I care deeply about each and every one of my readers and to show my love and affection for you, I always want you to stay safe.
In that spirit, I share with you what our Chief Information Officer shared with us this week.
Over the past two weeks, 3 nefarious and increasingly virulent approaches to holding your computer data hostage, with requests for up to $300 to get it back have become. Since this could impact not only your professional data but your personal data as well, please read through this note, including the 4 bullets under “details,” and (since not everyone reads every e-mail) please mention it to your team mates. This is of high importance for everyone to know.
Bottom Line On Top:
Whenever you use any computer (work or personal), only browse to safe sites and don't open attachments from people you don't know.
- If you're at work and don't know if a site or attachment is safe, contact your IT Support department.

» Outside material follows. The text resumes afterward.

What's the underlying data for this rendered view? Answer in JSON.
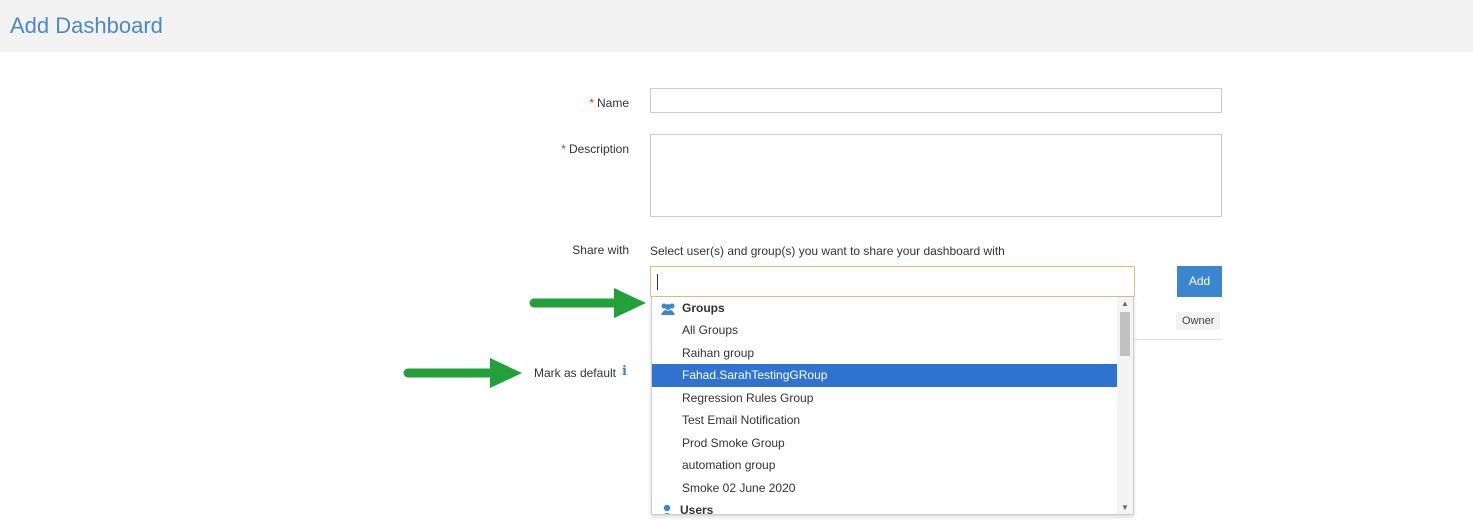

- If you're working on your personal computer and don't know if a site is safe, make sure your antivirus software is updated and will tell you of potentially unsafe sites (McAfee does this). You can also scan attachments.
- 3 "ransomware" scams have recently seen significantly increased activity:
- An actual phone call from "Microsoft" letting you know that your computer is infected, with a "technician" willing to walk you through the process to "repair" it.
- An "FBI virus" that tells you that you've been perusing smut, and letting you know that the Federal government needs you to take action.
- And the worst of the lot: a "CryptoLocker virus" that poses as a US or FedEx delivery email notification encrypts the files on your PC (and any network you're on), giving you and the entire network 3 days before the data is lost forever.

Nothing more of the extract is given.